Ein Einzelfall? Nicht ganz. Die letzte große amphibische Landungsoperation etwa war die der USA bei Incheon im Korea-Krieg (1950-1953). Trotzdem unterhält das US-Militär mit dem Marinecorps unverändert eine eigene vierte Teilstreitkraft speziell für derartige Operationen. Die ist mit einer Mannschaftsstärke von über 200.000 Soldatinnen und Soldaten größer als die gesamte Bundeswehr. Der Autor stuft diese Kapazität unter dem Blickwinkel seiner Kritik der Offensive denn auch klar als eine Hypertrophie ein, „die überhaupt nicht gebraucht wird“ und zugleich als „Symbol offensiver Machtprojektion und globalen Dominanzanspruchs“. Und was diese Teilstreitkraft praktisch darstellt – eine Killertruppe, die darauf gedrillt wird, jeden Befehl auszuführen und keinen zu hinterfragen –, das hat Stanley Kubrick in „Full Metal Jacket“ ja bereits 1987 gezeigt.

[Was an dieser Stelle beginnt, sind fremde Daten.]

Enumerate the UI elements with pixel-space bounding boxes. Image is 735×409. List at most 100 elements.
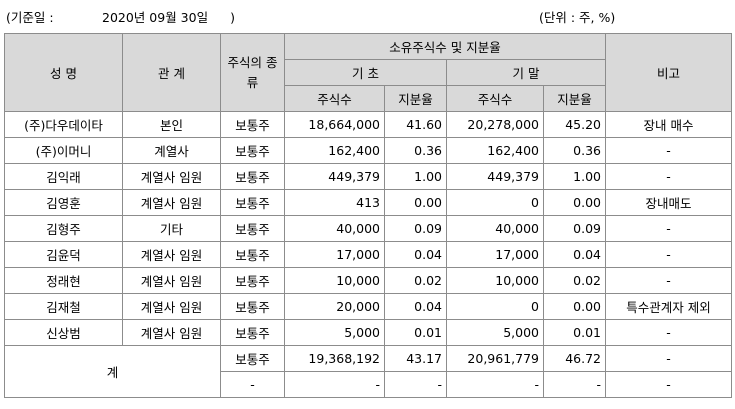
begin-ratio-cell: 0.09 [384,215,447,242]
table-row: 김윤덕 계열사 임원 보통주 17,000 0.04 17,000 0.04- [4,241,733,268]
end-ratio-cell: 0.02 [542,267,607,294]
relation-cell: 계열사 임원 [122,319,221,346]
basis-date-value: 2020년 09월 30일 [102,10,209,25]
header-begin-ratio: 지분율 [384,85,447,112]
table-row: (주)이머니 계열사 보통주 162,400 0.36 162,400 0.36- [4,137,733,164]
end-ratio-cell: 45.20 [542,111,607,138]
begin-ratio-cell: 0.04 [384,241,447,268]
total-begin-ratio-cell: 43.17 [384,345,447,372]
note-cell: - [605,137,733,164]
relation-cell: 계열사 임원 [122,163,221,190]
begin-ratio-cell: 1.00 [384,163,447,190]
shareholder-name-cell: (주)이머니 [4,137,123,164]
relation-cell: 계열사 임원 [122,189,221,216]
total-end-ratio-cell: 46.72 [542,345,607,372]
end-shares-cell: 20,278,000 [446,111,544,138]
note-cell: 특수관계자 제외 [605,293,733,320]
begin-shares-cell: 449,379 [284,163,385,190]
begin-shares-cell: 10,000 [284,267,385,294]
header-name: 성 명 [4,33,123,112]
total-stock-type-cell: - [220,371,285,398]
stock-type-cell: 보통주 [220,137,285,164]
total-begin-ratio-cell: - [384,371,447,398]
shareholder-name-cell: 김윤덕 [4,241,123,268]
end-ratio-cell: 0.01 [542,319,607,346]
end-ratio-cell: 1.00 [542,163,607,190]
note-cell: - [605,241,733,268]
shareholder-name-cell: 정래현 [4,267,123,294]
note-cell: - [605,215,733,242]
shareholder-name-cell: (주)다우데이타 [4,111,123,138]
stock-type-cell: 보통주 [220,241,285,268]
table-row: (주)다우데이타 본인 보통주 18,664,000 41.60 20,278,000 45… [4,111,733,138]
stock-type-cell: 보통주 [220,215,285,242]
total-row: 계 보통주 19,368,192 43.17 20,961,779 46.72- [4,345,733,398]
end-shares-cell: 0 [446,293,544,320]
header-begin-shares: 주식수 [284,85,385,112]
header-end-ratio: 지분율 [542,85,607,112]
end-shares-cell: 0 [446,189,544,216]
note-cell: 장내 매수 [605,111,733,138]
table-row: 김익래 계열사 임원 보통주 449,379 1.00 449,379 1.00- [4,163,733,190]
note-cell: - [605,319,733,346]
note-cell: - [605,267,733,294]
relation-cell: 계열사 임원 [122,267,221,294]
end-ratio-cell: 0.00 [542,189,607,216]
stock-type-cell: 보통주 [220,163,285,190]
end-shares-cell: 40,000 [446,215,544,242]
total-row: ------ [5,371,733,398]
end-ratio-cell: 0.00 [542,293,607,320]
total-label: 계 [4,345,221,398]
unit-label: (단위 : 주, %) [539,10,616,25]
shareholder-name-cell: 김익래 [4,163,123,190]
header-note: 비고 [605,33,733,112]
header-relation: 관 계 [122,33,221,112]
stock-type-cell: 보통주 [220,267,285,294]
begin-shares-cell: 40,000 [284,215,385,242]
begin-shares-cell: 17,000 [284,241,385,268]
total-stock-type-cell: 보통주 [220,345,285,372]
end-ratio-cell: 0.09 [542,215,607,242]
relation-cell: 본인 [122,111,221,138]
basis-date: (기준일 : 2020년 09월 30일) [6,7,235,26]
header-begin: 기 초 [284,59,447,86]
total-begin-shares-cell: - [284,371,385,398]
end-shares-cell: 10,000 [446,267,544,294]
end-shares-cell: 17,000 [446,241,544,268]
begin-ratio-cell: 0.36 [384,137,447,164]
relation-cell: 계열사 임원 [122,293,221,320]
total-end-shares-cell: - [446,371,544,398]
end-shares-cell: 162,400 [446,137,544,164]
relation-cell: 계열사 임원 [122,241,221,268]
relation-cell: 기타 [122,215,221,242]
report-header: (기준일 : 2020년 09월 30일) (단위 : 주, %) [6,4,729,26]
begin-shares-cell: 162,400 [284,137,385,164]
total-end-ratio-cell: - [542,371,607,398]
relation-cell: 계열사 [122,137,221,164]
shareholder-name-cell: 김영훈 [4,189,123,216]
total-end-shares-cell: 20,961,779 [446,345,544,372]
begin-ratio-cell: 0.04 [384,293,447,320]
begin-ratio-cell: 0.01 [384,319,447,346]
note-cell: - [605,163,733,190]
shareholding-table: 성 명 관 계 주식의 종류 소유주식수 및 지분율 비고 기 초 기 말 주식… [4,33,733,398]
total-note-cell: - [605,371,733,398]
shareholder-name-cell: 김형주 [4,215,123,242]
header-end: 기 말 [445,59,607,86]
table-body: (주)다우데이타 본인 보통주 18,664,000 41.60 20,278,000 45… [4,111,733,398]
header-stock-type: 주식의 종류 [220,33,285,112]
header-end-shares: 주식수 [446,85,544,112]
table-header: 성 명 관 계 주식의 종류 소유주식수 및 지분율 비고 기 초 기 말 주식… [4,33,733,112]
begin-ratio-cell: 0.02 [384,267,447,294]
table-row: 김형주 기타 보통주 40,000 0.09 40,000 0.09- [4,215,733,242]
begin-shares-cell: 18,664,000 [284,111,385,138]
total-note-cell: - [605,345,733,372]
basis-date-label: (기준일 : [6,10,54,25]
stock-type-cell: 보통주 [220,189,285,216]
total-begin-shares-cell: 19,368,192 [284,345,385,372]
basis-date-close: ) [230,10,235,25]
table-row: 신상범 계열사 임원 보통주 5,000 0.01 5,000 0.01- [4,319,733,346]
header-ownership: 소유주식수 및 지분율 [283,33,607,60]
begin-shares-cell: 413 [284,189,385,216]
begin-ratio-cell: 41.60 [384,111,447,138]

P.S.: Anzunehmen, dass historische Lektionen künftig besser gelernt werden könnten, besteht leider keine Veranlassung. Im Gegenteil – in der jüngsten Ausgabe von Foreign Affairs hat Karl Eikenberry dargelegt, „why the Afghan surge (die Aufstockung der US-Interventionsstreitkräfte um 30.000 Mann durch Obama in seiner ersten Amtszeit – W.S.) was destined for failure from the beginning“. Dezidiert werden dabei Parallelen zwischen der amerikanischen Niederlage in Vietnam und der Intervention in Afghanistan aufgezeigt. Lautet deswegen aber die Schlussfolgerung, auf wiederum gescheitertes Instrumentarium künftig zu verzichten? Weit gefehlt: Der Autor empfiehlt lediglich, vor der nächsten Intervention zur Aufstandsbekämpfung „a rigorous and transparent debate about its ends and its means“ zu führen. Also – alles wie gehabt. (Karl Eikenberry war US-Befehlshaber in Afghanistan von 2005 bis 2007 und US-Botschafter in Kabul von 2009 bis 2011.)

Lutz Unterseher: Tiefschläge: Dem Feind in den weichen Unterleib. Zur Kritik militärischer Bedrohung gegnerischen Hinterlandes, Lit Verlag, Münster 2013, 140 Seiten, 24,90 Euro.